Introducing the LED

Introducing the LED

A diode is a one-way electric current valve, and a light-emitting diode (LED) emits light when current passes through it.  Since an LED is a one-way current valve, you have to make sure to connect it the right way for it to work as intended. 

An LED has two terminals: the anode and the cathode. The anode lead is labeled with the plus-sign (+) in the part drawing, and it is the wide part of the triangle in the schematic symbol.  The cathode lead is the pin labeled with a minus-sign (-), and it is the line across the point of the triangle in the schematic symbol.

LED (light-emitting diode) schematic symbol and part drawing

When you build an LED circuit, you will have to make sure the anode and cathode leads are connected to the circuit properly.
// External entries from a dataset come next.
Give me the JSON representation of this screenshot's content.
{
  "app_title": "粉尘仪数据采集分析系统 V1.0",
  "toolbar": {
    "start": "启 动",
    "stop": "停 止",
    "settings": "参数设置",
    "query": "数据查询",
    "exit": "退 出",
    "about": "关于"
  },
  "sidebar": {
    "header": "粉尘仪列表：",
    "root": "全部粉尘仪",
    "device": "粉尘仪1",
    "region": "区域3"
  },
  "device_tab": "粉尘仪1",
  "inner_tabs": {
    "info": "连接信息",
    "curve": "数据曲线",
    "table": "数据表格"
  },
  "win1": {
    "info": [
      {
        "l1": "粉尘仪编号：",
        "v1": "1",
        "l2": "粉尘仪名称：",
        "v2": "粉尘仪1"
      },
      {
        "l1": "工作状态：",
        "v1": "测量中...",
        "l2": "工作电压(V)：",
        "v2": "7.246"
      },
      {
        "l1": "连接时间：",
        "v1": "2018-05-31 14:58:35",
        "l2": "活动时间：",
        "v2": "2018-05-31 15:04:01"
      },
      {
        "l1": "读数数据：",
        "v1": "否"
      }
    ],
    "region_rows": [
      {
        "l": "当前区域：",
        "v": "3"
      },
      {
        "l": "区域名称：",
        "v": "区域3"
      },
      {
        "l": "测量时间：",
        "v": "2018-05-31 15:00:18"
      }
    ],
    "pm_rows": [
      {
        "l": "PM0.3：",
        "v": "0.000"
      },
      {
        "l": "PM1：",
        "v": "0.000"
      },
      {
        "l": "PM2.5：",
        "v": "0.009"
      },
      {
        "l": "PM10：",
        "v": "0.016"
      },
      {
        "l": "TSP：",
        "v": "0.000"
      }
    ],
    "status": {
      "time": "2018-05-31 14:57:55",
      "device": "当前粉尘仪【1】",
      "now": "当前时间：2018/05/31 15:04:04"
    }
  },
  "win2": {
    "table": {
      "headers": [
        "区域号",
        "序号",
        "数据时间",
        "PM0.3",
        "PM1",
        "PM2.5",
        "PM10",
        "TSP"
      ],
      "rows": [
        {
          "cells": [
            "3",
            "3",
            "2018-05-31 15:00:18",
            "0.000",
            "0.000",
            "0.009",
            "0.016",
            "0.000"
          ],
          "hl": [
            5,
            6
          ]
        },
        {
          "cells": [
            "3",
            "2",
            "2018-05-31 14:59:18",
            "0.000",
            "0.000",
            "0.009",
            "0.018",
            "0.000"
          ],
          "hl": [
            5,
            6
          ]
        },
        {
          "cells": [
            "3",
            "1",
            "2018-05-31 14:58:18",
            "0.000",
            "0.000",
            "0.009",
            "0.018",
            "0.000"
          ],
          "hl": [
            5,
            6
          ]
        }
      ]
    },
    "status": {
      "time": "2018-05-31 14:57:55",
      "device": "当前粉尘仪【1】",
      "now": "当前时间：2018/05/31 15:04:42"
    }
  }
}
You can tell them apart by the shape of the LED’s plastic case.  Look closely at the case—it’s mostly round, but there is a small flat spot right near one of the leads, and that tells you it’s the cathode. Also note that the LED’s leads are different lengths.  Usually, the shorter lead is connected to the cathode.

Always check the LED’s plastic case.
Usually, the longer lead is connected to the LED’s anode, and the shorter lead is connected to its cathode. But sometimes the leads have been clipped to the same length, or a manufacturer does not follow this convention.  So, it’s best to always look for the flat spot on the case.  If you plug an LED in backwards, it will not hurt it, but it won’t emit light until you plug it in the right way.